As Blume rightly considered that part of the collection as defalcated government property, he held back all those specimens and sent the remaining tenth back to Germany, where some friends of Kollmann, after his return to the Indies in 1836, had offered their intermediary in case the Dutch Government was not willing to buy. As the first offer was made to Holland, and only about one tenth of the plants were returned to Germany, it is probable that the Kollmann plants found in other herbaria are those common plants collected by K. himself. It is still unknown how and when Blume’s plants etc. came into Kollmann’s possession.4

Mr Alston found a fern labelled ‘Java Kollmann’ in Herb. Paris [P]: the specimen had been sent by Kunze to Bory.

 

literature:

(1) cf. Anz. Munch. Gelehrt. 31, 1850, p. 726; Flora N.R. 9, 1851, p. 7; and Hook. Lord. Journ. Bot. & Kew Gard. Misc. 3, 1851, p. 71.

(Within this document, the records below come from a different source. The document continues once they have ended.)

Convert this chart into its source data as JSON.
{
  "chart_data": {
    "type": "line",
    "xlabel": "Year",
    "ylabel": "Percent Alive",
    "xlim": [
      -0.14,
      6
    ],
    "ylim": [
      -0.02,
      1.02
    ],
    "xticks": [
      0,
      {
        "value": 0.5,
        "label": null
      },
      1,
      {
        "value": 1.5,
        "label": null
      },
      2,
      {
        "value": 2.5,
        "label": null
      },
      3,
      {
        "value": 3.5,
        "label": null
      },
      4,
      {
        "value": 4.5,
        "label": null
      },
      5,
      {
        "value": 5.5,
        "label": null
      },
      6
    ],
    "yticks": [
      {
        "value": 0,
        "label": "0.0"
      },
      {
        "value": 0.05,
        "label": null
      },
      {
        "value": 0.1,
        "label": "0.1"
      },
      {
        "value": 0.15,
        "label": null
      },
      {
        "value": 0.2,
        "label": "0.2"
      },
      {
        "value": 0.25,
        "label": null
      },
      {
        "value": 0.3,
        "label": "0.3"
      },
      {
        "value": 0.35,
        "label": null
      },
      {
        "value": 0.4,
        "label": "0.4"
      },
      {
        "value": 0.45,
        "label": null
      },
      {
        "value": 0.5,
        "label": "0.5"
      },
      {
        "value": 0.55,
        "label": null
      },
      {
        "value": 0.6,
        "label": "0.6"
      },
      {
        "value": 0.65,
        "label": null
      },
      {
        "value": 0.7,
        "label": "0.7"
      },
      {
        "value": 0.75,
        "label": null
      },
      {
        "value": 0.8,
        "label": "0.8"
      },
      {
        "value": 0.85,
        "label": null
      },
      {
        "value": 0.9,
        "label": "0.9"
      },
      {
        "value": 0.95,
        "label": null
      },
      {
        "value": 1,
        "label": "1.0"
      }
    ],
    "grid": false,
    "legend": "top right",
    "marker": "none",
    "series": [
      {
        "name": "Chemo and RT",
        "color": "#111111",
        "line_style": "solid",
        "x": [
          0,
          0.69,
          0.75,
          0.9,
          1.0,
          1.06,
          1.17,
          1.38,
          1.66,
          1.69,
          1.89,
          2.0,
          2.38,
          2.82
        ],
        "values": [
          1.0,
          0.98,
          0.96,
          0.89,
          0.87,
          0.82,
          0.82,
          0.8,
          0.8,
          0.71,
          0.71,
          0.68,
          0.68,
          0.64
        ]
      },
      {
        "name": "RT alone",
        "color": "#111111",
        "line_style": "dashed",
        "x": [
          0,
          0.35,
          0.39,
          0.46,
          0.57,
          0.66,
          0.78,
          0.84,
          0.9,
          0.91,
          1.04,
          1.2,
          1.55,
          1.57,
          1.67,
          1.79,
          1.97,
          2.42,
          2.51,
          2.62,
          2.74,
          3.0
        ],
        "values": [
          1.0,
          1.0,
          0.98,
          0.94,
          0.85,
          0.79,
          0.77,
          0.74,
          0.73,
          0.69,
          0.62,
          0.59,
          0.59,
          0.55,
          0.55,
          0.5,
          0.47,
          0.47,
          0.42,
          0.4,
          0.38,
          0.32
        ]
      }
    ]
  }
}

(2) cf. ‘History of the Collections of the British Museum’ 1, 1904, p. 105.

(3) cf. ‘Monographie der Myristicaceen’ (Nov. Act. Acad. Naturforsch. 68, 1897, p. 640).

(4) More detailed data in M.J. van Steenis -Kruseman: ‘Kollmann’s collection of Javan plants’ (MS. to be published in Bull. Bot. Gard. Buit. 3rd ser., vol. 18).